National Geographic’s Illustration of a Magpie

And how they act!

In High School English classes, the students tend to fall into several different groups; some students want to avoid all interaction with others, some wish to talk to their nearest (or farthest) friend in the classroom, and some students want to talk to you and distract you from the fact that they are not doing the work. (Several students have tried to engage me in a conversation about reading for fun when the assignment was not even half done, many have tried to converse across the width of the room, and a few tend to draw into a shell, and most of them want the answers handed to them on a gold, gem-encrusted platter) Most of them have their cell phones, ipads, kindles, etc. that they would rather be playing with than paying attention to classwork.  Some of them can’t seem to focus, they want to get up and traverse across the room and up and down the aisles. (Maybe just a little bit too much sugar and caffeine)  And a select few of them want to sleep like Rip-Van-Winkle.

Honors classes can be either more focused on getting the assignments done or they can be extremely persistent about goofing off.  One or the other, but it is usually not a happy medium.

And in some of the inclusion classes, you really cannot tell who has a learning disability unless the teacher has a separate role or has left notes for you.  It can be obvious or at least more noticeable, however, when the student has a physical or sensory impairment, or the physical characteristics typical to Down syndrome.  And then you have the students with ADD, ADHD, or Tourettes Syndrome.

(Oh, and I did not know this until recently, but apparently, the attention deficit disorders and the Tourettes syndrome are not included in the IDEA provisions for special education unless they are combined with another disorder or disability. )

Most of these inclusion classes are required to have a co-teacher or a special education provider to aid you, which is extremely helpful!  The co-teacher lends familiarity and routine to the classroom, which helps the students settle down back into their habitual working habits(you hope!).  Several of the co-teachers that I have spent the day with opted, at times, to take any misbehaving students to a separate room, that way each of us had smaller groups to monitor.    But for the most part, having a co-teacher to monitor group discussions and help answer questions about the assignments or directions is quite awesome!

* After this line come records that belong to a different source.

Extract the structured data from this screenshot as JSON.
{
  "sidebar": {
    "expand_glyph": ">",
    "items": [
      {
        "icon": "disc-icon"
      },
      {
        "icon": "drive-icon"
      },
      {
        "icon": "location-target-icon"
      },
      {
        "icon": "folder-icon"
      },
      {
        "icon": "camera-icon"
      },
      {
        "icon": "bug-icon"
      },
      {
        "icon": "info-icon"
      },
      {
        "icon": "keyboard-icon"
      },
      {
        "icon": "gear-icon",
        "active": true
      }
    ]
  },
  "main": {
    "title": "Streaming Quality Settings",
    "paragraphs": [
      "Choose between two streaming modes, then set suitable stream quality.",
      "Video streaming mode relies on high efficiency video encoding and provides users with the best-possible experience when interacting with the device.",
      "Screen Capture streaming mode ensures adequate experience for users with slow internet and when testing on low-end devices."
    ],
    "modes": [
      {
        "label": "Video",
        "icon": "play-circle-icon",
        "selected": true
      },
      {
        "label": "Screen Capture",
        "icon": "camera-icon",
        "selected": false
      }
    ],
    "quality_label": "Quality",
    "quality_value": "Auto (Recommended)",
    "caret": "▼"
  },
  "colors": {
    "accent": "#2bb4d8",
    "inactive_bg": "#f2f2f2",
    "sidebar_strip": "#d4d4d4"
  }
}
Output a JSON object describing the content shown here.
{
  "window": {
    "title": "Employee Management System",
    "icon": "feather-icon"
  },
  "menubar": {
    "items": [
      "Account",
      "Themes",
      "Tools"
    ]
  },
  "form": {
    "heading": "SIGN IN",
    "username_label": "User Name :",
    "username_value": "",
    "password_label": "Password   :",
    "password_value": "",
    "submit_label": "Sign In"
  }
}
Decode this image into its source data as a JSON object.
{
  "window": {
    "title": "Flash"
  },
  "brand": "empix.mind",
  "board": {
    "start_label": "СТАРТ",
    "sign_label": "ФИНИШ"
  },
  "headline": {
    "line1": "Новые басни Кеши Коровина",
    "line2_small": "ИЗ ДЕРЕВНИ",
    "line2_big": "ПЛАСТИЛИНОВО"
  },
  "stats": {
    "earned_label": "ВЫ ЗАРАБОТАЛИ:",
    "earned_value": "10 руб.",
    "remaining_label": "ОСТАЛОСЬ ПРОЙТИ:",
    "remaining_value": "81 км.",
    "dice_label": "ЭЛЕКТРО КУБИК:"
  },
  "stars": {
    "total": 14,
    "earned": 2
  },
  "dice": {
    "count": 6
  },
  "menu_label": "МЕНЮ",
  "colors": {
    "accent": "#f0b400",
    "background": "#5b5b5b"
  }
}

But I am enjoying meeting full time teachers and other substitutes during my adventures!

Ms. Turner


1 Comment (+add yours?)

  1. Paul MacLean
    Sep 28, 2013 @ 07:00:47

    Methinks you have found the life of a teacher. I very much enjoy your spotlights and experiences shared as you make your way through this professional world. Living, breathing, classrooms are captivating places and it takes captivating teachers to sustain them. We unleash the hounds of education upon the tracks of knowledge.